Sächsisches FG v. 11.01.2011

2 K 1429/10

Tatbestand
Streitig ist die Gemeinnützigkeit eines Vereins.

Der Kläger ist ein seit dem Jahr 1995 beim Vereinsregister des Amtsgerichts X eingetragener Verein. Er betreibt eine Moschee. Nach seiner Satzung vom 29. August 1995 in der Fassung vom 5. November 2003 hat der Verein den Zweck, die Religion zu fördern, die Förderung kultureller Zwecke, der Hilfe für religiös Verfolgte und Flüchtlinge und der Volks- und Berufsbildung. Mitglied kann jeder unabhängig von Hautfarbe, Nationalität oder Geschlecht werden, wenn die Satzung anerkannt wird. Organe des Vereins sind der Vorstand, der aus einer Person besteht, und die Mitgliederversammlung. Der Vorstand ist Z.

Der Satzungszweck soll insbesondere durch folgende Maßnahmen erreicht werden:

Durchführung der religiös-kulturellen Handlungen und Gottesdienste,

Informationen durch Durchführung von Veranstaltungen, Vorträgen und Diskussionen,

Integrationsarbeiten, z.B. Begleitung bei Behördengängen und Veranstaltungen für die Förderung der Integration,

Zusammenarbeit mit anderen muslimischen Verbänden in Deutschland und

Einrichtung eines Archivs mit Büchern und audiovisuellen Medien, das allen zugänglich ist.

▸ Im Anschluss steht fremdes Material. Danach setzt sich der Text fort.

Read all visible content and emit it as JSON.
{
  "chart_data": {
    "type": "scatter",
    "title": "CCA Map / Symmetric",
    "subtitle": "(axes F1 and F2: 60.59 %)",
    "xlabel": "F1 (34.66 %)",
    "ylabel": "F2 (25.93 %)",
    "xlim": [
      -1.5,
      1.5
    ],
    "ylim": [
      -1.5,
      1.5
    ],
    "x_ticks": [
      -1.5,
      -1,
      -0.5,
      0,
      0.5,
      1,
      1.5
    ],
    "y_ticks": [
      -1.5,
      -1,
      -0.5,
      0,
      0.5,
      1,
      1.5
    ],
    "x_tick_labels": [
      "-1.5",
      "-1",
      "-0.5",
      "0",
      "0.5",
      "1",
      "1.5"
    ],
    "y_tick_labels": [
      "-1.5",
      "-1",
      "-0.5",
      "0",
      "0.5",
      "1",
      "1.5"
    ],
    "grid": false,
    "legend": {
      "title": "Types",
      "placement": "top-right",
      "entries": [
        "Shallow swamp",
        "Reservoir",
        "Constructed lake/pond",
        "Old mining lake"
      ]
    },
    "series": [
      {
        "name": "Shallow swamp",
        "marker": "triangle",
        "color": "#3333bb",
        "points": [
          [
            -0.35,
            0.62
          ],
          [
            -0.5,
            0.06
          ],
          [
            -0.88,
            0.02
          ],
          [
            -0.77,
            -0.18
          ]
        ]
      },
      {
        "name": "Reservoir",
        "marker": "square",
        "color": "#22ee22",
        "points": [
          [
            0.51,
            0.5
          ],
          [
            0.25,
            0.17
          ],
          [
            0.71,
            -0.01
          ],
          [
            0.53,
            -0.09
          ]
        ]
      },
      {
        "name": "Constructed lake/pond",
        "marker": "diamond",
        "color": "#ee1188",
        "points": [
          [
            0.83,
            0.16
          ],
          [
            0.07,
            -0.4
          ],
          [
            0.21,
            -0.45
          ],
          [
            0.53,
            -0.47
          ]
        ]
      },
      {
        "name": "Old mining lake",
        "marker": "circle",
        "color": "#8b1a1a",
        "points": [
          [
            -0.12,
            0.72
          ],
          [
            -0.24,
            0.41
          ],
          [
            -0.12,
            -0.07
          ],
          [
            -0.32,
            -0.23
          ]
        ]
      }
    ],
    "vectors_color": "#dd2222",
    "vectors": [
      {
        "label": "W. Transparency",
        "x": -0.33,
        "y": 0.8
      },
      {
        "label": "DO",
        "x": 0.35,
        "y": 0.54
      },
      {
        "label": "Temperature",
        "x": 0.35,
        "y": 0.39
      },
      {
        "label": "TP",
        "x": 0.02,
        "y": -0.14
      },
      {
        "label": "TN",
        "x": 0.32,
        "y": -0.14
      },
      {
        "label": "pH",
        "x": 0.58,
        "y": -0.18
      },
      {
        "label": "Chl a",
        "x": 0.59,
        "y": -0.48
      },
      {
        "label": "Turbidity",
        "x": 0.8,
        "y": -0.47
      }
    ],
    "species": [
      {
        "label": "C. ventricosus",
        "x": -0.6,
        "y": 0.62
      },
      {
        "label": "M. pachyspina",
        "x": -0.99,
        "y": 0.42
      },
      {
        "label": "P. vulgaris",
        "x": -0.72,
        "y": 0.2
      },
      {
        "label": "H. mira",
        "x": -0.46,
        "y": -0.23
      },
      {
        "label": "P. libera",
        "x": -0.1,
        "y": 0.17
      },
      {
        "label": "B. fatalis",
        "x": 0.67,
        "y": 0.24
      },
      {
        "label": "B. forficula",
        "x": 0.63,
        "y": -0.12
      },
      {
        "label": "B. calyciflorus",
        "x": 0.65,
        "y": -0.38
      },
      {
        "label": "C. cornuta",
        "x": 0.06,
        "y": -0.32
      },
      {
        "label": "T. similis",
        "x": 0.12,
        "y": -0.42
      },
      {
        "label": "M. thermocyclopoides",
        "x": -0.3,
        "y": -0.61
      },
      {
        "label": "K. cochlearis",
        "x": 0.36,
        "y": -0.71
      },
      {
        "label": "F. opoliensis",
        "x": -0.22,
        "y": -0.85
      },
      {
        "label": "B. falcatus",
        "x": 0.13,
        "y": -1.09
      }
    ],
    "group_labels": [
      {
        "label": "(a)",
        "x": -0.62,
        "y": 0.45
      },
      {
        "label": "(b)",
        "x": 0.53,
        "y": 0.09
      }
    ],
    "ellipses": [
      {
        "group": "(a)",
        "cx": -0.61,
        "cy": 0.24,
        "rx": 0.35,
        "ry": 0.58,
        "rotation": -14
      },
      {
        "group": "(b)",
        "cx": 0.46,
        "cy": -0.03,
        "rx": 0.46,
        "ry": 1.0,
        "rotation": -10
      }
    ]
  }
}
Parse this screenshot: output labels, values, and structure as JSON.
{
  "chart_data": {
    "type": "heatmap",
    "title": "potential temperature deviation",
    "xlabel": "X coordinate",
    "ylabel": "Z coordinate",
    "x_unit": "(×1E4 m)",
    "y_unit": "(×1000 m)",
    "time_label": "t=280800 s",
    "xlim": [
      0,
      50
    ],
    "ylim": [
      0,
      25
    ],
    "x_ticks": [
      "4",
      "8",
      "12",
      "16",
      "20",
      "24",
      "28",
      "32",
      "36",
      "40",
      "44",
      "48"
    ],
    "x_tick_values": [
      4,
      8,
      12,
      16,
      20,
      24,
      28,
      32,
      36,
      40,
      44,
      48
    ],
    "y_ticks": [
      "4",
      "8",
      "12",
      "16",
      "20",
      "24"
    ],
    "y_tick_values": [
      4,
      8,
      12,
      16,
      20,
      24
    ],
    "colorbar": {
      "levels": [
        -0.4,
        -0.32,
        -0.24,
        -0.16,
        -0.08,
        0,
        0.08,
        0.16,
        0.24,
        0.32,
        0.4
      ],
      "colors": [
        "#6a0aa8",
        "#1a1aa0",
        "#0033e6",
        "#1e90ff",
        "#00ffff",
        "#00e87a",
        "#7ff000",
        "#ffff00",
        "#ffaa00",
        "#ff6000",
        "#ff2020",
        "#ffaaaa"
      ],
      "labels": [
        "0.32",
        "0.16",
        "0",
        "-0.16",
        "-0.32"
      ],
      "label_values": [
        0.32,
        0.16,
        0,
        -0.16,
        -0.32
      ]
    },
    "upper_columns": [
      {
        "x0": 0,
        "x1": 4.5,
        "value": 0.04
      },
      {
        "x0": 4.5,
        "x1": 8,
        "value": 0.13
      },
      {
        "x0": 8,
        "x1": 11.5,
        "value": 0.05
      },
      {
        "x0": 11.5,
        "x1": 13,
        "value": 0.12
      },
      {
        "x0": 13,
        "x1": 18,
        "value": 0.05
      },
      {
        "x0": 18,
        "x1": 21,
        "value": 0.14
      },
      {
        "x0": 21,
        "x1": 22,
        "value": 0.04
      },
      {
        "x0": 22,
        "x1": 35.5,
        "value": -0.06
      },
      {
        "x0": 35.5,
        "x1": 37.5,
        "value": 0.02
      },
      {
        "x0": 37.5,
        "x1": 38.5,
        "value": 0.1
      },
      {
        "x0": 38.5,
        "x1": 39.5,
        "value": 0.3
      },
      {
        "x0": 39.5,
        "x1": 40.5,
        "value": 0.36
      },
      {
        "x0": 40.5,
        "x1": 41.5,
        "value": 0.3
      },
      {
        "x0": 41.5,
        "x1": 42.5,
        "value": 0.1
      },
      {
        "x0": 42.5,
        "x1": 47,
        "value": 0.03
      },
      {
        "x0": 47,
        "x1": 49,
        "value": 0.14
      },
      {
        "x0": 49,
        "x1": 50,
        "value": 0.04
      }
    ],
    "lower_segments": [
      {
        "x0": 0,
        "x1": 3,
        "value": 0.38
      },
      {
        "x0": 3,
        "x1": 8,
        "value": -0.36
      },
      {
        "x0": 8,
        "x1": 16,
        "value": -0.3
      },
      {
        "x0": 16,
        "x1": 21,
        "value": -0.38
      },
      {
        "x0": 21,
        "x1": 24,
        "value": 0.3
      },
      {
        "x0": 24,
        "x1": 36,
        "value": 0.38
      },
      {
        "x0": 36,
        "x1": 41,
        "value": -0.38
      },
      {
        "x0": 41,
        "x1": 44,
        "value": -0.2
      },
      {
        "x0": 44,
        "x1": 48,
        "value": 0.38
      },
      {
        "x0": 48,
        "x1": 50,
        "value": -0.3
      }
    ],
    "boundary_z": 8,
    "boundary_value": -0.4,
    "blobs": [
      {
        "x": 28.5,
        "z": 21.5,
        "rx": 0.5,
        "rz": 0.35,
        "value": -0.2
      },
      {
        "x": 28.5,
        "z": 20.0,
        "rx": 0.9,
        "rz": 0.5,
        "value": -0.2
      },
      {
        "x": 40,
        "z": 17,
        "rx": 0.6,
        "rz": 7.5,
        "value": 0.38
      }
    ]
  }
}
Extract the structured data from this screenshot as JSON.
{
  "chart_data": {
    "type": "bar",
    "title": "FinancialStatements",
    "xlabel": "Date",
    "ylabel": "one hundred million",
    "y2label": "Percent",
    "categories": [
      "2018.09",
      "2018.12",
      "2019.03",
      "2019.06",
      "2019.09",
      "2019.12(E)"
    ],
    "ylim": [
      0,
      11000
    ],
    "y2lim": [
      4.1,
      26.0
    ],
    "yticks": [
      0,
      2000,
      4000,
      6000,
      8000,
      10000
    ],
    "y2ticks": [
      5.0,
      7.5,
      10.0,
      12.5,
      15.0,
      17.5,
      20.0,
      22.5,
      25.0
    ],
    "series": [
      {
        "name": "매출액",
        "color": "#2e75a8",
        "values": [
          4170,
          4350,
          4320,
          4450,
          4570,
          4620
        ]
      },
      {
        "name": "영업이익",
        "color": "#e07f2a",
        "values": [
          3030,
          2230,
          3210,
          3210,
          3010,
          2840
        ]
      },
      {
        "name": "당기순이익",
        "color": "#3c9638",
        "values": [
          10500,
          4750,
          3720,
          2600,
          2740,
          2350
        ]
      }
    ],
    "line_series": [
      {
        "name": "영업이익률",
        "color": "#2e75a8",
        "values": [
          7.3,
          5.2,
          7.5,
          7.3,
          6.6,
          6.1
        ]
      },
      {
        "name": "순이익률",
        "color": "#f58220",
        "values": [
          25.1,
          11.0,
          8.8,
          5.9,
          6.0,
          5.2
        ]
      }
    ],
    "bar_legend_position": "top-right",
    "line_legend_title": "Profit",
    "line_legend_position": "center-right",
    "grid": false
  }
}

Nach der Satzungsänderung vom 31. März … sind weitere Zwecke aufgeführt, wie die Jugendhilfe, die Toleranz auf allen Gebieten der Kultur und des Völkerverständigungsgedankens sowie die Gleichberechtigung von Männern und Frauen. Als weitere Aktivitäten sind genannt:

sinnvolle Freizeitbeschäftigung für Jugendliche durch Exkursionen, Workshops, Jugendberatung, Begegnungen und Bildung,

Veranstaltungen und Aktivitäten im Sinne des Völkerverständigungsgedankens und der Toleranz, z.B. Begegnungen mit Andersdenkenden,

Veranstaltungen, Projekte und Fortbildungen zur Förderung der Gleichberechtigung von Frauen und Männern,

Beratung muslimischer Bürger und Menschen, die mehr über den Islam wissen möchten,

Begegnungen mit anderen religiösen Gemeinden und Vereinen, um ein friedliches Miteinander zu schaffen und

Aufklärungsarbeiten durch Beratungen, Gespräche im Sinne der Toleranz und durch Kennenlernen anderer, z.B. den Tag der offenen Moschee.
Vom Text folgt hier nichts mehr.